WisBusiness: USDA’s Vilsack hears complaints from small organic farmers

By Gregg Hoffmann

For WisBusiness.com

WEST SALEM – U.S. Secretary of Agriculture Tom Vilsack said he’s using the Obama Administration’s “Rural Tour” to listen. On Thursday he got an earful from about 250 organic farmers and their supporters, who are concerned about what they consider unfair practices by big corporations in the dairy industry.

The group rallied at the La Crosse Interstate Fair before a community forum featuring Vilsack, Transportation Secretary Ray LaHood and Gov. Jim Doyle. Vilsack came to the rally and heard the farmers’ pleas.

“In general, organic farmers are very positive about what is coming out of the Obama administration so far,” said Cornucopia Institute’s Mark Kastel in an interview before the rally. “We realize they inherited a mess from the Bush administration.

“What we want is for Secretary Vilsack to know the gravity of the situation that many organic farmers are facing right now,” said Kastel, whose organization advocates for organic farming.
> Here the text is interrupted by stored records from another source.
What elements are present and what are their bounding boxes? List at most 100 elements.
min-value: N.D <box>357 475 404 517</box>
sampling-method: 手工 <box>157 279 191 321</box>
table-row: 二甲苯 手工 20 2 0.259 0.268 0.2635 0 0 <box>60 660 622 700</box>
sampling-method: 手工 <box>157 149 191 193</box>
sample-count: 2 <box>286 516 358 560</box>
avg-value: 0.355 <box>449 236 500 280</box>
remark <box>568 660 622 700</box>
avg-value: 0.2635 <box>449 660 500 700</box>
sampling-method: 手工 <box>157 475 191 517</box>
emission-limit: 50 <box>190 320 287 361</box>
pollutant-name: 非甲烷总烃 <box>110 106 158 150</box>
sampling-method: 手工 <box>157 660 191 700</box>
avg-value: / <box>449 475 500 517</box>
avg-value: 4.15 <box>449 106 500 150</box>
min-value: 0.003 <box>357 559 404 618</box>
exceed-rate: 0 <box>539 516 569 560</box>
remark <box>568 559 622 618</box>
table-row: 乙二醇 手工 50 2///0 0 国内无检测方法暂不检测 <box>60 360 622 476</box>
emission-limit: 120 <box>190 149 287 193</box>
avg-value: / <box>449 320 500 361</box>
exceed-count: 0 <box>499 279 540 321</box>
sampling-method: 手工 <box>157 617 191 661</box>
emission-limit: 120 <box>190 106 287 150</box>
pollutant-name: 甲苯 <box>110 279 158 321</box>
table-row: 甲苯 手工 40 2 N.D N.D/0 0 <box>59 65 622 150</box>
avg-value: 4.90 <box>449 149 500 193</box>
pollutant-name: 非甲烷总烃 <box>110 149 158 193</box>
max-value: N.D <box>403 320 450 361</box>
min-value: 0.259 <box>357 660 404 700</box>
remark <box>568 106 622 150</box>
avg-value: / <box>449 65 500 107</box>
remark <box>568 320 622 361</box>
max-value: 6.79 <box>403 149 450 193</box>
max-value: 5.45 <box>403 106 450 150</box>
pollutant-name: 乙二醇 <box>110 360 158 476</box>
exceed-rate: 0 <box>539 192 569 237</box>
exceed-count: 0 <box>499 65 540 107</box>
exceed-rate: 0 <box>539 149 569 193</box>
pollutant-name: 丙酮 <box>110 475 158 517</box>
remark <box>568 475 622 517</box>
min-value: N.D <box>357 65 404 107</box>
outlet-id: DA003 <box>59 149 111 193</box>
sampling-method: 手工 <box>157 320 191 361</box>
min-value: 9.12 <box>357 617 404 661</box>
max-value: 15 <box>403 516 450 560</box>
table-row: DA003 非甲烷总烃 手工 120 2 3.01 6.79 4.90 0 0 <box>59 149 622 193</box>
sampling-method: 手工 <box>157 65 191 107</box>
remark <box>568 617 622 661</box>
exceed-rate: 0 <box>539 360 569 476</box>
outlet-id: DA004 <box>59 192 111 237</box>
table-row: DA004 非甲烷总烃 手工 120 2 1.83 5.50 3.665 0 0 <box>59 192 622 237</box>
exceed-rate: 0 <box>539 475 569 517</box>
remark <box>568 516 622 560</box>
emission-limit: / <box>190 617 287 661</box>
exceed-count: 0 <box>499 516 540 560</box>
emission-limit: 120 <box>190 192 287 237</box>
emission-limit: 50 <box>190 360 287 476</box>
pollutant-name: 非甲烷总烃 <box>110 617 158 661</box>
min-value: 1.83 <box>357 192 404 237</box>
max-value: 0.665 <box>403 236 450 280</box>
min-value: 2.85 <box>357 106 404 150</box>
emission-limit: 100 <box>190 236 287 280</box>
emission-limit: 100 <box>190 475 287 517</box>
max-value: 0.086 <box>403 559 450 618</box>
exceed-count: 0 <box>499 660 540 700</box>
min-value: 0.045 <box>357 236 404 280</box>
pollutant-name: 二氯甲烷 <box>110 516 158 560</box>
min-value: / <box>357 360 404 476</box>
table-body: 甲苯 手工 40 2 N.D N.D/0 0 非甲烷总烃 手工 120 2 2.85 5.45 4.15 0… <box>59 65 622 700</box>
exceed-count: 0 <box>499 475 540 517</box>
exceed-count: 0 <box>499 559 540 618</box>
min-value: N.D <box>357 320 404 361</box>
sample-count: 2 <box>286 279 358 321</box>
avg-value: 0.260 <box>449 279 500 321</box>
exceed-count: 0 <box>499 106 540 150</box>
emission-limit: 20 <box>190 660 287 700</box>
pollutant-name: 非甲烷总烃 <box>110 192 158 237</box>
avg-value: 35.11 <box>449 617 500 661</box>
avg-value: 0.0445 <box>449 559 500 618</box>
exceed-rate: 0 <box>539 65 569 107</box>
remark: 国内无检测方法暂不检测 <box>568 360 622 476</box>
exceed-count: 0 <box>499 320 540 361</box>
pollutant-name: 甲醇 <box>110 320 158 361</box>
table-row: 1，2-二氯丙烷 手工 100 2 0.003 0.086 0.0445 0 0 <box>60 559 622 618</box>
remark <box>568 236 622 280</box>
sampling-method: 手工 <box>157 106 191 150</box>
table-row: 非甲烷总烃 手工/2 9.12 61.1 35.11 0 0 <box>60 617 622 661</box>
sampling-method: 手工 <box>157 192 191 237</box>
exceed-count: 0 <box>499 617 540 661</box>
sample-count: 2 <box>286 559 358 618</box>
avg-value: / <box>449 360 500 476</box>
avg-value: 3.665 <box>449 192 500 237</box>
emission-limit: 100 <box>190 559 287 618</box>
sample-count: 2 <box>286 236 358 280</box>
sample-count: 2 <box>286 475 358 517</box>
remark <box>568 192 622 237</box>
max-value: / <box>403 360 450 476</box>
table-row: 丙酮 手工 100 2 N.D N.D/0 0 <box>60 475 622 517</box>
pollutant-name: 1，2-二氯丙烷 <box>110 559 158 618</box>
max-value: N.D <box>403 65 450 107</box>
Milk prices have fallen, in part because of an overall soft market, but also because some large companies — such as Dean Foods, HP Hood of Boston and Aurora Dairy — are producing milk through so-called “factory farms” and cutting out small and medium organic farmers, Kastel said.
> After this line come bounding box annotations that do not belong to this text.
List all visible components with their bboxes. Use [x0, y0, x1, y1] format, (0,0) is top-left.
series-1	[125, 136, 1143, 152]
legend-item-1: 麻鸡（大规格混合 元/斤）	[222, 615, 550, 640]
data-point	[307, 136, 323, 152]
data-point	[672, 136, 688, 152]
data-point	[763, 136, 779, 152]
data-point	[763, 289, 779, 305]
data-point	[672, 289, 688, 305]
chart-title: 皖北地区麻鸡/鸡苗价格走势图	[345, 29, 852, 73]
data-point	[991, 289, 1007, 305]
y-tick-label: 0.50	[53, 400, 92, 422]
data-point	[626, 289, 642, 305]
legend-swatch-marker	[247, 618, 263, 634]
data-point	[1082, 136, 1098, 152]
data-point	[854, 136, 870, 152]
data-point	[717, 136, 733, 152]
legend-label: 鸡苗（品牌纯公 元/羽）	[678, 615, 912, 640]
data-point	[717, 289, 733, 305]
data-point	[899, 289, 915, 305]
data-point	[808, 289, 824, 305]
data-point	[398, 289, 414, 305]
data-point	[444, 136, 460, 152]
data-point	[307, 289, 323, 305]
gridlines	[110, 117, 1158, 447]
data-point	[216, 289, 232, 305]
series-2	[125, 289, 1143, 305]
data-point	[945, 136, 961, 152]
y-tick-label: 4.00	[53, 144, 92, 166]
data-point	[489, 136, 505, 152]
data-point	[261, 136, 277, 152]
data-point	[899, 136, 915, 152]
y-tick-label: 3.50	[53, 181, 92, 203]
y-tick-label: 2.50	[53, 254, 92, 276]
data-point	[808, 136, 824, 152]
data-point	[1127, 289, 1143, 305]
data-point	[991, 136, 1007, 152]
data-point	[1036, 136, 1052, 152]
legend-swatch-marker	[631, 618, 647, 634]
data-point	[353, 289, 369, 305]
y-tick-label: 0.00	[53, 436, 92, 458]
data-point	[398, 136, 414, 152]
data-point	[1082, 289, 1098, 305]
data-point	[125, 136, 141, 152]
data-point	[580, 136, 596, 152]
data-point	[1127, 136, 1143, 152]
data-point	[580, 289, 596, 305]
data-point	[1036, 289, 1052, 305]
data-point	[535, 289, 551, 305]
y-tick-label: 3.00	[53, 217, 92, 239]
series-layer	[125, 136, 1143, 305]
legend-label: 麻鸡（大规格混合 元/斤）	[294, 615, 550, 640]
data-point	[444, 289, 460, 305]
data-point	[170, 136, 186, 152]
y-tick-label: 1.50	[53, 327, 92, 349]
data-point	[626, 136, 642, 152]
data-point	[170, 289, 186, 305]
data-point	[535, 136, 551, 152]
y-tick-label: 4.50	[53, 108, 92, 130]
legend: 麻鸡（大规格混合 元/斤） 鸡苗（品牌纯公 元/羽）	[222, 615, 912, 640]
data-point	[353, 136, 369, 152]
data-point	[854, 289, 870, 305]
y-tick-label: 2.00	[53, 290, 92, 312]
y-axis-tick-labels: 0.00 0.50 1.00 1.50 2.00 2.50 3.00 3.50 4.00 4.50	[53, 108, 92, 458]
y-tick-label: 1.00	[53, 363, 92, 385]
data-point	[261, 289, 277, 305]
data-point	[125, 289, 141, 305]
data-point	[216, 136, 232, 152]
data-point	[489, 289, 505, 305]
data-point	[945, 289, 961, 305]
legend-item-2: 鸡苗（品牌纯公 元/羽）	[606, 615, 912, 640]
“Independent organic farmers built the industry, and now are being in essence fired by these large companies,” Kastel said. “These are people who have done the right things for their families, for the environment and for animal husbandry. They have invested thousands, tens of thousands, to become organic.”
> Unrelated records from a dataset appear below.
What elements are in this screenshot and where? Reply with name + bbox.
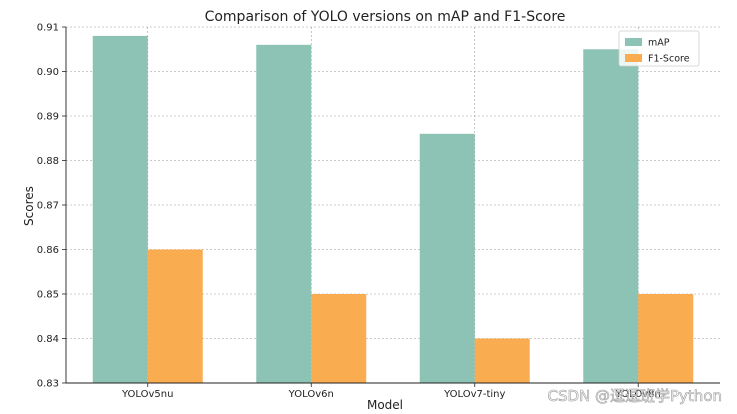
legend-label: mAP bbox=[648, 38, 670, 49]
bar-map-yolov6n bbox=[256, 44, 312, 384]
bar-map-yolov8n bbox=[583, 49, 639, 383]
y-tick-label: 0.85 bbox=[37, 290, 59, 301]
y-tick-label: 0.89 bbox=[37, 112, 59, 123]
legend-label: F1-Score bbox=[648, 54, 690, 65]
y-tick-label: 0.90 bbox=[37, 67, 59, 78]
x-tick-label: YOLOv5nu bbox=[121, 389, 173, 400]
legend: mAP F1-Score bbox=[618, 30, 700, 67]
y-tick-label: 0.84 bbox=[37, 334, 59, 345]
y-tick-label: 0.88 bbox=[37, 156, 59, 167]
bar-f1-score-yolov6n bbox=[311, 294, 367, 383]
y-tick-label: 0.91 bbox=[37, 23, 59, 34]
x-tick-label: YOLOv8n bbox=[615, 389, 661, 400]
y-tick-label: 0.87 bbox=[37, 201, 59, 212]
x-tick-labels: YOLOv5nu YOLOv6n YOLOv7-tiny YOLOv8n bbox=[121, 389, 661, 400]
bar-map-yolov5nu bbox=[92, 35, 148, 384]
bars bbox=[92, 35, 694, 384]
watermark: CSDN @逗逗班学Python bbox=[547, 387, 722, 405]
y-tick-label: 0.83 bbox=[37, 379, 59, 390]
x-tick-label: YOLOv6n bbox=[288, 389, 334, 400]
axes bbox=[62, 26, 720, 387]
bar-map-yolov7-tiny bbox=[419, 133, 475, 383]
bar-f1-score-yolov5nu bbox=[147, 249, 203, 383]
legend-swatch bbox=[625, 54, 642, 62]
chart-title: Comparison of YOLO versions on mAP and F… bbox=[205, 9, 566, 25]
x-tick-label: YOLOv7-tiny bbox=[443, 389, 505, 400]
y-axis-label: Scores bbox=[22, 186, 36, 226]
y-tick-label: 0.86 bbox=[37, 245, 59, 256]
bar-f1-score-yolov8n bbox=[638, 294, 694, 383]
y-tick-labels: 0.83 0.84 0.85 0.86 0.87 0.88 0.89 0.90 0.91 bbox=[37, 23, 59, 390]
bar-f1-score-yolov7-tiny bbox=[474, 338, 530, 383]
legend-swatch bbox=[625, 38, 642, 46]
x-axis-label: Model bbox=[367, 398, 403, 412]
The farmers also maintain that much of the milk produced in the large confined animal farms is not really organic.

Vilsack listened to Kastel and some farmers, including a tearful woman who held her grandchild and questioned whether the family farm would be around to be passed on to the next generation.

“I have a sense and an idea for the stress of trying to preserve not only a business in the farm but a way of life,” Vilsack said, adding that in the 1980s as a “small town” lawyer he represented farmers who were losing their farms.

Vilsack said the USDA has started to take steps that “will level the playing field and give small and medium-sized producers a chance in the marketplace.”

He also said USDA will reopen cases in which violations of organic rules were found or suspected. Most notably mentioned by those at the rally was one in which Aurora Dairy was found to have violated the rules, but according to Kastel the Bush Administration did not prosecute because it maintained the rules were “vague” as to what constituted organic.

After the community forum, some of the organic farmers held a “symbolic milk dump” to emphasize their points.

“The Obama administration promised openness and to listen to us,” said John Kinsman, president of Family Farm Defenders. “We want to make the administration live up to that. So far they are talking to some of the same people who created the problem. We need them to listen and to take action now.”